Paulina Porizkowa zaczyna dzień od solidnej dawki szczerości. W poście na Instagramie była supermodelka otworzyła się o starzeniu się – temat, o którym mówiła głośno w przeszłości. Na zdjęciu Porizkova zrobiła kolaż ze swoim zdjęciem, filmowcem Justine Bateman i Prawdziwe gospodynie domowe z Beverly Hills gwiazda Lisa Rinna.
„Czasami wydaje mi się to surrealistyczne, że mamy „wybór” tego, jak wyglądamy starzenie się”- napisała Porizkova w podpisie. „Możesz np @lisarinna, bez skrupułów obejmij pełne spektrum profesjonalnej pomocy – lub możesz, na przykład @_justinebateman_, bez skrupułów przyjmij zmiany”.
Porizkova kontynuowała, mówiąc, że nie ocenia żadnego z nich na podstawie ich wyborów, zamiast tego ich podziwia. „To, co kocham w nich obu, to część„ bez skruchy ”- wyjaśniła. „Nie chcą się zawstydzić i żyją dokładnie tak, jak chcą. Z uczciwością.
Porizkova kontynuowała, przyznając, że nie jest w pełni po obu stronach spektrum. „Ja jestem w dziwnym środku huśtawki” – napisała. „Pewnego dnia chcę zaakceptować siebie dokładnie takim, jakim jestem, następnego dnia będę naciągać skórę na twarzy, aby zobaczyć, jak będę wyglądać po liftingu”.
W kolejnym punkcie odniosła się do pomysłu innej supermodelki Carmen Dell’Orefice na „konserwację” procesu starzenia. „Jak, jeśli masz dom, a sufit ma pęknięcia i odpryski farby, dlaczego tego nie naprawić?” — zapytał Porizkova.
„Chociaż nie wierzę, że jesteśmy domami i zawsze wolałam niepraktyczne stare domy od nowych, coraz częściej zaczyna mnie to prześladować” – kontynuowała. „Naprawiać czy nie naprawiać”.
Porizkova przyznała następnie, że jako osoba publiczna odczuwa presję, by poddać się zabiegom i operacjom plastycznym w celu walki ze starzeniem się. „W końcu nie jestem całkowicie naturalną pięknością, jeśli ta definicja mówi o zerowej konserwacji” – stwierdziła.
„Moje włosy są farbowane, mam klej na zębach, ćwiczę, poszczę, używam tony produktów kosmetycznych, zawsze SPF i okazjonalnie lasera” – wyjaśniła.
Supermodelka wyznała: „Nie znam odpowiedzi na to pytanie, ale wiem jedno
kobiety, które podziwiam i które mnie inspirują, dokonują własnych wyborów w oparciu o swoje preferencje, bez skrupułów”.
Porizkova dodała również zabawne hashtagi na końcu postu, w tym „#betweenjloandbettywhite.”

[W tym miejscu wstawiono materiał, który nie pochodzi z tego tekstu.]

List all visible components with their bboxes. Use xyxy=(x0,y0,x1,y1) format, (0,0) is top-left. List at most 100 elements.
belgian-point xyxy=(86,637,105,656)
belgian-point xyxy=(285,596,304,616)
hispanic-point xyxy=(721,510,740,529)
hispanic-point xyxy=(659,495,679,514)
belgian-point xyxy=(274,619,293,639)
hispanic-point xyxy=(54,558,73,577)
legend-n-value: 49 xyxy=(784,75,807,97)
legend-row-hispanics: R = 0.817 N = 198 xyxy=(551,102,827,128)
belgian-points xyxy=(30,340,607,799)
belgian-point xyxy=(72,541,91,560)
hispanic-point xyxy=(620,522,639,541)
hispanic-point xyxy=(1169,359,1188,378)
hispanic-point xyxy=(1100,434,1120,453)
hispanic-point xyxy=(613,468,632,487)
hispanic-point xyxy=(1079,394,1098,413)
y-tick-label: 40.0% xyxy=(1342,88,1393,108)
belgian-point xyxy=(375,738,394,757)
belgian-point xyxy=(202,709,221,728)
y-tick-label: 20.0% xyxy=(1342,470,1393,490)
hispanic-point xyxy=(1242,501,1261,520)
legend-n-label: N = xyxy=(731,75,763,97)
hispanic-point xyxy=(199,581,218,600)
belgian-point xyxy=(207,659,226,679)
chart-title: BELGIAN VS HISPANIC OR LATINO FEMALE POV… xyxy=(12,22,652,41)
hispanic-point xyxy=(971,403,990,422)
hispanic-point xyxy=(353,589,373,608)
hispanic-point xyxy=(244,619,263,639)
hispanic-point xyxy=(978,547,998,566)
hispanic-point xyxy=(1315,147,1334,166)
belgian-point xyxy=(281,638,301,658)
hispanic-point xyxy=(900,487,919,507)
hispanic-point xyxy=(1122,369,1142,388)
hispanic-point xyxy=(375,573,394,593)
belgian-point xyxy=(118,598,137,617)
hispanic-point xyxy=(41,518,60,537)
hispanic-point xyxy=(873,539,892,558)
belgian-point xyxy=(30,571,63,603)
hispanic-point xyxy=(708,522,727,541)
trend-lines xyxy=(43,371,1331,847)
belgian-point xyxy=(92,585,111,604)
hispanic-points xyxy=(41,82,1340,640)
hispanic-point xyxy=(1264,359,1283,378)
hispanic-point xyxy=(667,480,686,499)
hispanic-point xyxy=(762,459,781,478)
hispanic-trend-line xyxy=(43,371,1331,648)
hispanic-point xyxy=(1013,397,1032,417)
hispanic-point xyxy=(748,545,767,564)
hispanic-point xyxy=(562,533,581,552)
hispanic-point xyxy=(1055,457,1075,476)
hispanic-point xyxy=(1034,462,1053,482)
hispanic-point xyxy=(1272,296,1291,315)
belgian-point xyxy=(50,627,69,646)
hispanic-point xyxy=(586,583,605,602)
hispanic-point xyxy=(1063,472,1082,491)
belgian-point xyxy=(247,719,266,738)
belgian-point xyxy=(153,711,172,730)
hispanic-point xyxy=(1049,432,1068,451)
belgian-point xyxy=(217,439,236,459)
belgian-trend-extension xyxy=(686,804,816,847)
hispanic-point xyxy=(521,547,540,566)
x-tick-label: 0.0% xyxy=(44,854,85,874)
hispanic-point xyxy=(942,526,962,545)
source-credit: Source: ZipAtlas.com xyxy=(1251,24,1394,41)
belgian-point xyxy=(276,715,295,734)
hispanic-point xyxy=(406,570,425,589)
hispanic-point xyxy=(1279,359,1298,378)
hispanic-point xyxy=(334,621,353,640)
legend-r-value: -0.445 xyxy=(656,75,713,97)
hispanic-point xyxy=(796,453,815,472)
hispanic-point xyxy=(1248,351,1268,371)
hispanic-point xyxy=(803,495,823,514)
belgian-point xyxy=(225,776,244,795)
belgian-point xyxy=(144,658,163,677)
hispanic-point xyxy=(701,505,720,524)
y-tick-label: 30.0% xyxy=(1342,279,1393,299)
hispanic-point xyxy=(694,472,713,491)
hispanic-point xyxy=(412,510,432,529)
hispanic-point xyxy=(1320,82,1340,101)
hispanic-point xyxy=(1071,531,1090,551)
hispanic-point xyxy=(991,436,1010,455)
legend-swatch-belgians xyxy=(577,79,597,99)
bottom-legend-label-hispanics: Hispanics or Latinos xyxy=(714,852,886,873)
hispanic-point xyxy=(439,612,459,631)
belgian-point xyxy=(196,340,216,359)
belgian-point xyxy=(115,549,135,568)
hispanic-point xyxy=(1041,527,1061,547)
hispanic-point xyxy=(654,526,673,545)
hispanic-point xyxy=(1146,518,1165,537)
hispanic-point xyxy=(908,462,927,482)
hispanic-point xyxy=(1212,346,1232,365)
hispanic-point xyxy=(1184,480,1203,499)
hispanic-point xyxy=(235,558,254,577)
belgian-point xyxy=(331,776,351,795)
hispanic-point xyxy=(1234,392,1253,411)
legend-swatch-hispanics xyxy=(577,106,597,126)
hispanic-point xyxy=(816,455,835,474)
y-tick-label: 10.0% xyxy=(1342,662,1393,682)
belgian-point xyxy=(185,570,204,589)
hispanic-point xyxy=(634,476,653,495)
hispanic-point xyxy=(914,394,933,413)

Uwagi Porizkovej wyróżniają się szczerością i brakiem osądu. Mimo że porównuje różne kobiety i ich wybory, ani razu nie postawiła ich przeciwko sobie – zamiast tego podniosła obie.
Fani i zwolennicy docenili jej szczerość. „Uwielbiam każde słowo!” napisał jeden z fanów w sekcji komentarzy. „To świetny post” — skomentował inny obserwujący — „Tyle rzeczy do przemyślenia. I bardzo ważne jest, aby móc o tym wszystkim rozmawiać bez zawstydzania, poczucia winy i przeprosin. Brawo!"
Zanim przejdziesz, kliknij Tutaj zobaczyć wszystkie celebrytki, które wypowiadały się na temat ageizmu.